そんな訳で、俺と娘たちは南を目指す。暖かい土地で甘い果物を食べて暮らすのだ。
弟妹たちとはここでお別れだ。
俺たちは互いに忘れるべき過去だ。それに、近くに居たらまた償いとか言い出すだろう。
もう誰にも縛られずに生きられる。きっと2人には2度と会うことは無い。俺たちの間にはそれを惜しむ程の絆も無い。

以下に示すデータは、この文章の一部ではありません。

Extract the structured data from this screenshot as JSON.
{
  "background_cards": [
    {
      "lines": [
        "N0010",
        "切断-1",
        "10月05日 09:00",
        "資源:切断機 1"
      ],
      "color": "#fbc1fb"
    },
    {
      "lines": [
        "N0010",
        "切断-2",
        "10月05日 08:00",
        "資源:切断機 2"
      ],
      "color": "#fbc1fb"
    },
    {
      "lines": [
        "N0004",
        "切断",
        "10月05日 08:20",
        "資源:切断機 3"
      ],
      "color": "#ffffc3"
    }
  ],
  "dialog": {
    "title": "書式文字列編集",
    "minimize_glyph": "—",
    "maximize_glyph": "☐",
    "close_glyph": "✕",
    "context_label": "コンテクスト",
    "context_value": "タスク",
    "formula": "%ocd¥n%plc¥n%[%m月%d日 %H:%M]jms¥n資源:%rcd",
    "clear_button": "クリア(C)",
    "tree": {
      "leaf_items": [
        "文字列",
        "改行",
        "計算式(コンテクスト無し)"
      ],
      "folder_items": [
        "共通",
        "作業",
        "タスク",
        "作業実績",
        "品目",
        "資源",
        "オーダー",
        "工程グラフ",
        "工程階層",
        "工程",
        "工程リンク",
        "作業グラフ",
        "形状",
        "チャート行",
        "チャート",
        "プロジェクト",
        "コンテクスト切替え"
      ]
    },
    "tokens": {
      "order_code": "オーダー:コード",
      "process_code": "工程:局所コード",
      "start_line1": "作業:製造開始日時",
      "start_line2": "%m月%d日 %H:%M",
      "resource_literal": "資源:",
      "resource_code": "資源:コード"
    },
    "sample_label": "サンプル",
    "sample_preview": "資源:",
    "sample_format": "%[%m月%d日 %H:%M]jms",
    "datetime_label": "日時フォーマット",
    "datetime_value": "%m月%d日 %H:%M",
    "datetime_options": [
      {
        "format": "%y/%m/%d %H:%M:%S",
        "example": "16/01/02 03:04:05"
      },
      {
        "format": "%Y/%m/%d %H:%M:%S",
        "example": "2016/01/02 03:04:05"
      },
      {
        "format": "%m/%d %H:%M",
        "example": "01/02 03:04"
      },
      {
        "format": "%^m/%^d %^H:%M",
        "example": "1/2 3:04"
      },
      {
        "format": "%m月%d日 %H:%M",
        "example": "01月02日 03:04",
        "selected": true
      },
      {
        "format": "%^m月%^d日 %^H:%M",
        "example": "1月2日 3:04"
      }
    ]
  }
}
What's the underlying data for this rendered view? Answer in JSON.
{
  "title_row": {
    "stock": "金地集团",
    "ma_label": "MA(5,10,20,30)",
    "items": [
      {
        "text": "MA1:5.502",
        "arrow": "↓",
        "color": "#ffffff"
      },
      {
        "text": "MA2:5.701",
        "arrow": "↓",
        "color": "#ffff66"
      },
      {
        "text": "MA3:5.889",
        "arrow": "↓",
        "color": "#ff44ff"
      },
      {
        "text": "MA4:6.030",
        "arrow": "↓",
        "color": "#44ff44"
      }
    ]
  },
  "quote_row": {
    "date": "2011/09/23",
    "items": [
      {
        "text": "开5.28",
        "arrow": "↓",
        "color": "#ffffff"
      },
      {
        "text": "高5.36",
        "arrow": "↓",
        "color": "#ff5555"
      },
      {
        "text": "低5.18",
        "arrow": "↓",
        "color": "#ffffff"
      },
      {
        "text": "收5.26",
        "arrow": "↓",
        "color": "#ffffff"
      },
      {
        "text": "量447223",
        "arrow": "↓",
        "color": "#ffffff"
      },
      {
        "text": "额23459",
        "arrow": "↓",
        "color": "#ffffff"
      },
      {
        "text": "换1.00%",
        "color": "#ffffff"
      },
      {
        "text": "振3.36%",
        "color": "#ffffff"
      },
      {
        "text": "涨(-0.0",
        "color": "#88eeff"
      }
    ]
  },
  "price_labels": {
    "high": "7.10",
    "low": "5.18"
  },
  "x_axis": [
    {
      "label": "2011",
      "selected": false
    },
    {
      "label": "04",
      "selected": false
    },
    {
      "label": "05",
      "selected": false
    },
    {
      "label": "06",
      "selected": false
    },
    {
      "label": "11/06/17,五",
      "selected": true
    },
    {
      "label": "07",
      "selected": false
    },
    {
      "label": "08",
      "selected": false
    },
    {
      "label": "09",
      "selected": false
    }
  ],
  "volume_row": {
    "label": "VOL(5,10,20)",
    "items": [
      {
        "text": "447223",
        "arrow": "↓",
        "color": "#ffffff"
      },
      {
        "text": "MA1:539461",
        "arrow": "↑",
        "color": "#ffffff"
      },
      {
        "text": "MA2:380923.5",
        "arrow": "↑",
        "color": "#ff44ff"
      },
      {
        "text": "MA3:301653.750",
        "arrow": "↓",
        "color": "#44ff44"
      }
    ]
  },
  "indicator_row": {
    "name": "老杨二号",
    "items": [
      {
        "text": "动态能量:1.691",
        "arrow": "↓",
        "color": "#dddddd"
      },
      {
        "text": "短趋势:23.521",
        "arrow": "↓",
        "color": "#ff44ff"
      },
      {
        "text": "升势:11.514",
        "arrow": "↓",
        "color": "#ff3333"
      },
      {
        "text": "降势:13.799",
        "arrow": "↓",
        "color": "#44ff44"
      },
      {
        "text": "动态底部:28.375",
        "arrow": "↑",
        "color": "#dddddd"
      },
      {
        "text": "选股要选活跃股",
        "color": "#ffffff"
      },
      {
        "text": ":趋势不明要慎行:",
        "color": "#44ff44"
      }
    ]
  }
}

たまたますれ違った美女に、落とし物を拾ってもらったようなものだ。しばらくポ〜っとしたら直ぐに忘れてしまう。いつか思い出すかも知れないし、忘れたままかも知れない。
その程度の縁なのだ、俺たちは。
弟妹たちとはここでお別れだ。
まだ少し不安が残るが、あれだけの力を持っているのだ、直ぐに自信を取り戻すだろう。
振り返らず、俺たちは俺たちの道を行く。
「あばよ! バカども!」
だいぶ離れただろう。もう向こうからも見えない筈だ。
「…………くぅ〜! 決まった!!」
「「ママかっこ悪い!!」」
ここまでお読み頂きありがとうございます。
書き進めるうちにどんどん淡白になっていったので、いっその事、と主人公の心情をなるべく書かないようにしてみました。うまく出来ましたでしょうか。
最後までお読み頂きありがとうございました。